THE REV. JOHN L. THOMAS, 81, a Jesuit sociologist, author and former writer in residence at Marquette University in Milwaukee, died of cancer Tuesday at St. Camillus Health Center in Milwaukee. His primary concern was the well-being of the family as the basic unit of society, and he wrote and lectured widely on that subject. Rev. Thomas became associated with Marquette in 1986 and continued his writings until 1988, when he became too ill to work. CATHERINE T. WALLACE, 74, the first woman director of the Association of Universities and Colleges of Canada, died Thursday after a brief illness. Ms. Wallace taught at various levels on both coasts of Canada and in the United States. In 1968, she became the first woman director of the board of the universities and colleges association and in 1973 was elected president. She received honorary degrees from 13 Canadian universities in recognition of her contribution to education, was awarded the Order of Canada's medal of service in 1972 and the Vanier Award from the Institute of Public Administration of Canada in 1977.

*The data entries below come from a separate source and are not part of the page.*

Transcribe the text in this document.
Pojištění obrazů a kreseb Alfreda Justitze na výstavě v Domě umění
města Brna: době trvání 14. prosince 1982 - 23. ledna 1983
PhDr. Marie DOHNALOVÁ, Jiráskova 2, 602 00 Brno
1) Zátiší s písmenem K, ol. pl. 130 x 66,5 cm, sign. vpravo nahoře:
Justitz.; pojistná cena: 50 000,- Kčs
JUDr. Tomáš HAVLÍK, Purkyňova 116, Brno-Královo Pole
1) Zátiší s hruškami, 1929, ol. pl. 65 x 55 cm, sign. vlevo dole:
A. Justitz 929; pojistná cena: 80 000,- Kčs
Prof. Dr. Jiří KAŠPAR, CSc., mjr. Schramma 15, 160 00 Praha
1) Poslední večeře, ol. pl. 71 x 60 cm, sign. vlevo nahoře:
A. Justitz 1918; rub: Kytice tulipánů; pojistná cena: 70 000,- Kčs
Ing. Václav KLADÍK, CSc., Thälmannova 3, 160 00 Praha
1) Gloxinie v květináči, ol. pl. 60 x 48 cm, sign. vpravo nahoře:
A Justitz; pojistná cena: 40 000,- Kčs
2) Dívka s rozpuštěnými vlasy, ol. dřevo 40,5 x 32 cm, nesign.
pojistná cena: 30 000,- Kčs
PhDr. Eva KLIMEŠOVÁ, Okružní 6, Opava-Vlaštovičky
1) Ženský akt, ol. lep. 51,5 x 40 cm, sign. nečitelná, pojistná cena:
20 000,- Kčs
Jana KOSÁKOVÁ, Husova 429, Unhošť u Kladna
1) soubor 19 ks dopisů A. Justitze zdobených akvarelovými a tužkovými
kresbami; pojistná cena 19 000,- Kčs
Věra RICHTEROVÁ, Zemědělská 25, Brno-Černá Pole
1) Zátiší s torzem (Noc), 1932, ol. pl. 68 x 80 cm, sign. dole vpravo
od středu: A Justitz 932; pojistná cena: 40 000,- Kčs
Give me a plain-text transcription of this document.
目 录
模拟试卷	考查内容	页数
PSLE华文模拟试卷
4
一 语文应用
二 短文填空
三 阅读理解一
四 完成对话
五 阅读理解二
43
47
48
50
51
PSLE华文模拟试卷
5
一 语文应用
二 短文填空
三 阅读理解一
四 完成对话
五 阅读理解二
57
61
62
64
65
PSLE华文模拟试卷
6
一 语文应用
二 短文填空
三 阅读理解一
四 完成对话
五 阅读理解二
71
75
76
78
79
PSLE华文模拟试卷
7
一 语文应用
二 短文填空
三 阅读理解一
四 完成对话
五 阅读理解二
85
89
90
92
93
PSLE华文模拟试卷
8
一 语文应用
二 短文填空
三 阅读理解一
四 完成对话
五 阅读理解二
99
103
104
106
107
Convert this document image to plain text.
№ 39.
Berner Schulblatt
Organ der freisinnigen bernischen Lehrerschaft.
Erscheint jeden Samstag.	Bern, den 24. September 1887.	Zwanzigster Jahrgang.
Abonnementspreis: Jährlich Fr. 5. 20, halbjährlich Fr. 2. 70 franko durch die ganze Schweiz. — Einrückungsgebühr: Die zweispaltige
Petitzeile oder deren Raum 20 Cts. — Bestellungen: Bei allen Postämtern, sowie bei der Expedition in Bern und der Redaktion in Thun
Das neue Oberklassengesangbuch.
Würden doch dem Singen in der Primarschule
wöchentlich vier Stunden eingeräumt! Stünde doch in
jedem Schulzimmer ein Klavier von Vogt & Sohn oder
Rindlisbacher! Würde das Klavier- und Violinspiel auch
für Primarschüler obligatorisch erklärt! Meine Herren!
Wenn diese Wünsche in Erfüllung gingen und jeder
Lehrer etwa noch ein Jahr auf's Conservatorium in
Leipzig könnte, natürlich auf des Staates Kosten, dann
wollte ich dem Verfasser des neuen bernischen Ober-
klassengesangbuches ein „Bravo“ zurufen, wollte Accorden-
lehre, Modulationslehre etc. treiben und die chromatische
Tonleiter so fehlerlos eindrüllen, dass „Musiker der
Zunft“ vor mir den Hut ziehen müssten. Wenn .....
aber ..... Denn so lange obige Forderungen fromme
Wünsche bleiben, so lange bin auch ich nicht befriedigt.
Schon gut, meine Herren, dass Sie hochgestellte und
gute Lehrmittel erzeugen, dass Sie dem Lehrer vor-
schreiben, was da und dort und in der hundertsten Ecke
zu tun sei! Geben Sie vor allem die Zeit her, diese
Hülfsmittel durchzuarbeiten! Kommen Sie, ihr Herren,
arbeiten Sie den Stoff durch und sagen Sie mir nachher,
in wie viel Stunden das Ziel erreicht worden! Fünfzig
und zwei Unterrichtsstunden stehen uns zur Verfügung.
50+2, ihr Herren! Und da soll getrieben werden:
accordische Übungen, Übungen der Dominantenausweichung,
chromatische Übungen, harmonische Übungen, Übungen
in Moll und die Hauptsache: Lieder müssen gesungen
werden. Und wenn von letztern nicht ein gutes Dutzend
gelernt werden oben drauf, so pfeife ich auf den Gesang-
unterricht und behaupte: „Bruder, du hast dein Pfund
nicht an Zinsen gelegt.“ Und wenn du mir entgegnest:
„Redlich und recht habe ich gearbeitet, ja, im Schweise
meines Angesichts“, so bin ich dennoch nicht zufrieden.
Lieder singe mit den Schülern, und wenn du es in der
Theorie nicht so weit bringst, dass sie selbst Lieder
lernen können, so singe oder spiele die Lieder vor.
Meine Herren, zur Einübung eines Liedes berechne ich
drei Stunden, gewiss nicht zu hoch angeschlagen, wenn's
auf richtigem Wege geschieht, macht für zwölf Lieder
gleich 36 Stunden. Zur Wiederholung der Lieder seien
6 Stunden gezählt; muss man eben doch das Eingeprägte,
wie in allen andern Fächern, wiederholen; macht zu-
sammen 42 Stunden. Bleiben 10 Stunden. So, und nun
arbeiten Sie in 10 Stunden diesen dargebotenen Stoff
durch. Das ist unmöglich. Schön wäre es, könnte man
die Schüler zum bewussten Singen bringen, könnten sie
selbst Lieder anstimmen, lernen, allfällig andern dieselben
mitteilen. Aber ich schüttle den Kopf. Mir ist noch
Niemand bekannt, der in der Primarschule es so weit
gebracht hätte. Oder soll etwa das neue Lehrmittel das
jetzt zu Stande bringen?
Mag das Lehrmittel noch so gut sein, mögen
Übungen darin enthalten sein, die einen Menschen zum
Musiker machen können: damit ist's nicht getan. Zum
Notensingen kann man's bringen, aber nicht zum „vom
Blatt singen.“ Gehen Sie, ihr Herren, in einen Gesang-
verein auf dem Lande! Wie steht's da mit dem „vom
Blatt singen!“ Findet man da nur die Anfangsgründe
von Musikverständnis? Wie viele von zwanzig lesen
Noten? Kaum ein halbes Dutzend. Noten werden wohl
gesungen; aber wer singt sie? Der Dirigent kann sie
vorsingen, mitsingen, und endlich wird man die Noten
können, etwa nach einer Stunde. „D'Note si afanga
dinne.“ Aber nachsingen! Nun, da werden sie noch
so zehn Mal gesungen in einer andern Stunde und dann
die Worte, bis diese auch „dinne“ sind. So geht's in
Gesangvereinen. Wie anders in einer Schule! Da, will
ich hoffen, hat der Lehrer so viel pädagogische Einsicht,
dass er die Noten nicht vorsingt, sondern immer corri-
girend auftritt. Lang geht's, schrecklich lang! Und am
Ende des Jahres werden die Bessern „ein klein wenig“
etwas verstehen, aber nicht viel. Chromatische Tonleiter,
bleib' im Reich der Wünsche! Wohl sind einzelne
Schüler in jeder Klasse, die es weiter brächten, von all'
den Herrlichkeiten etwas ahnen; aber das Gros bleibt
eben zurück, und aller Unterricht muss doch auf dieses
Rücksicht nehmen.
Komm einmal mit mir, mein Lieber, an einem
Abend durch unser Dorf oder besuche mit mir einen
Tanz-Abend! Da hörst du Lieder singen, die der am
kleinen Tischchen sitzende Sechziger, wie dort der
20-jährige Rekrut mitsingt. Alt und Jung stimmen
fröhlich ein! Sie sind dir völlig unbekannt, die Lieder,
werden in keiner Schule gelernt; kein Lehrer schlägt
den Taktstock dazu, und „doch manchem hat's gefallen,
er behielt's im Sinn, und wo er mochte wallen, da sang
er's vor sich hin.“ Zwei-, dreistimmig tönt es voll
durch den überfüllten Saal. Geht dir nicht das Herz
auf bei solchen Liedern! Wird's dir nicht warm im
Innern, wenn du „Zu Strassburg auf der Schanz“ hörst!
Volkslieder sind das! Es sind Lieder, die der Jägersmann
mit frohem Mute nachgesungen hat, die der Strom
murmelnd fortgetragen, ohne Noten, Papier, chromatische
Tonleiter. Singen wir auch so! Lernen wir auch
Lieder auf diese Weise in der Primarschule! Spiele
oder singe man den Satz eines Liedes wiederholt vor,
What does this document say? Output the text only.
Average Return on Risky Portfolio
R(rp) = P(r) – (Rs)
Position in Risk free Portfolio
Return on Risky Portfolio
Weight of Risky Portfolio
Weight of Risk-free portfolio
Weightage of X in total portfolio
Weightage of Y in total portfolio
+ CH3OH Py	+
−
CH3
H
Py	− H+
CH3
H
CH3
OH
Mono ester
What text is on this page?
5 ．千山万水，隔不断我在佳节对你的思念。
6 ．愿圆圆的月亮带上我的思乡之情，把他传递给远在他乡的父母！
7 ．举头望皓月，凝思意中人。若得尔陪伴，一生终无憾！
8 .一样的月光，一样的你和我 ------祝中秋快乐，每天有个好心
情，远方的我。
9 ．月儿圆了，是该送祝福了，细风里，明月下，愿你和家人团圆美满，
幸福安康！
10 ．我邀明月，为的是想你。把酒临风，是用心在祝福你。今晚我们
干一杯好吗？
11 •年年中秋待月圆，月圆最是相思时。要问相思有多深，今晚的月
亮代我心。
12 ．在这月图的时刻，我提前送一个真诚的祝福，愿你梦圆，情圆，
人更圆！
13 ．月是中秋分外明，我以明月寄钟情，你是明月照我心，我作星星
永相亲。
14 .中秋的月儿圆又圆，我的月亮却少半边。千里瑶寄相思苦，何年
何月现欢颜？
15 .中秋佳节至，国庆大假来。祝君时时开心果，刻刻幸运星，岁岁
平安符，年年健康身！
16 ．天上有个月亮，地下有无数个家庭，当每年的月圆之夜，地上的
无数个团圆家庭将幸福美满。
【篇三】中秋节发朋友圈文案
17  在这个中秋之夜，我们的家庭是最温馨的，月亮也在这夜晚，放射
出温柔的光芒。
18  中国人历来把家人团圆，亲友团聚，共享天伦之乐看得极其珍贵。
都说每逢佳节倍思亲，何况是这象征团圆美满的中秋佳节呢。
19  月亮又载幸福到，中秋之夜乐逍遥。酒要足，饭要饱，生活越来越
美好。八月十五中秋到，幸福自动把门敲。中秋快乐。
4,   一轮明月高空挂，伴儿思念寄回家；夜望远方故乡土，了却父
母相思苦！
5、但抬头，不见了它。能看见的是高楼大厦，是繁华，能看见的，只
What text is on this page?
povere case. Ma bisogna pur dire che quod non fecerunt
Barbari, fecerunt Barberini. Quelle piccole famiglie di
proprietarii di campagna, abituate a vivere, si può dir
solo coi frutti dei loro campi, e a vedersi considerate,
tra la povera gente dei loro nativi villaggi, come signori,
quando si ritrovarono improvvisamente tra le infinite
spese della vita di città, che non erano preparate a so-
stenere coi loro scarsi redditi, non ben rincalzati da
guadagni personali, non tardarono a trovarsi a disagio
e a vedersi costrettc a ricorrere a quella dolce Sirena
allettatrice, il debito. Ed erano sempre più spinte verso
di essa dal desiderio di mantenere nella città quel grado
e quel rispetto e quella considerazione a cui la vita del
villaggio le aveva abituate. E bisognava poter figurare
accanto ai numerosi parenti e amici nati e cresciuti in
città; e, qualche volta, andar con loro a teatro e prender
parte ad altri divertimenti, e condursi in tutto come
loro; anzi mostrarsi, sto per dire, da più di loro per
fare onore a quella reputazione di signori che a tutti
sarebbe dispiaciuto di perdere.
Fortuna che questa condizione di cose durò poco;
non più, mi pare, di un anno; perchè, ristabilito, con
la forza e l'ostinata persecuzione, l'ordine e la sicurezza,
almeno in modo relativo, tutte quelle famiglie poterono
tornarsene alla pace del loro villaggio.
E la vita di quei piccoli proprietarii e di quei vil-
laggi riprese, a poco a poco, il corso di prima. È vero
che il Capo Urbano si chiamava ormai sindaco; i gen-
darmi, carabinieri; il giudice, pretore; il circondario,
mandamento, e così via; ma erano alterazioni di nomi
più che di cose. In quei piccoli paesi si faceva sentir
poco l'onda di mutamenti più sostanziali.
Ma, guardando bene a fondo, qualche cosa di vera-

TIMOTHY J. MURPHY, 81, former national commander in chief of the Veterans of Foreign Wars, died Thursday after a brief illness in Hanover, N.H. Mr. Murphy was a former Massachusetts state representative, and, as the state's assistant attorney general, he investigated the Brink's armored car robbery in Boston. A Navy veteran of World War II, Mr. Murphy advanced to the rank of commander by the war's end. He headed the national VFW in 1955 and 1956.
SISTER MARY ALBAN KENNEDY, 102, a missionary to China who spent two years in a concentration camp during the Communist Revolution, died Wednesday. Ms. Kennedy had been a Sister of Charity since 1906. In 1928, she went to Wuchang, China, to teach English. During the next 21 years, she helped establish a school and build a hospital. She was imprisoned two years and left China in 1949 when the government expelled all Catholic priests and nuns.
CHARLES J. AMICK, 39, a professor of mathematics at the University of Chicago, died of cancer Monday at his home in Chicago. He was an expert in applied mathematics. His work centered on mathematical problems in fluid dynamics, particularly the behavior of waves in water.
DR. ANTONIO ROTTINO, 88, director of laboratories and chief pathologist at St. Vincent's Hospital in New York City for more than three decades, died of a heart attack Tuesday at the hospital. He joined the medical staff of St. Vincent's in 1934 and was head of the hospital's Hodgkin's Disease Research Foundation. He formally retired in 1968 but continued to conduct research at the hospital until five years ago.
WILLIAM MICHAEL BERTA, 56, senior vice president and director of advertising and sales promotion for Saks Fifth Avenue, died of lung cancer Thursday at his home in New York. Mr. Berta joined Saks in 1977 and remained with it until he became too ill to work. Before that he worked for Grey Advertising, Revlon and Bloomingdale's. He was a founder of Berta, Grant & Winkler, a New York advertising agency.
ROBERT B. MASSON, 75, a radio, television and public relations executive, died of lung cancer Tuesday at his home in Studio City, Calif. In the early 1940s, Mr. Masson produced and directed The Gloomdodgers, a daily variety show, on WMGM radio in New York, and then served as television program manager for Young and Rubicam, the advertising agency. He joined the program department of NBC Television in 1949 and helped conceive _ and then produced _ Your Show of Shows, starring Sid Caesar and Imogene Coca.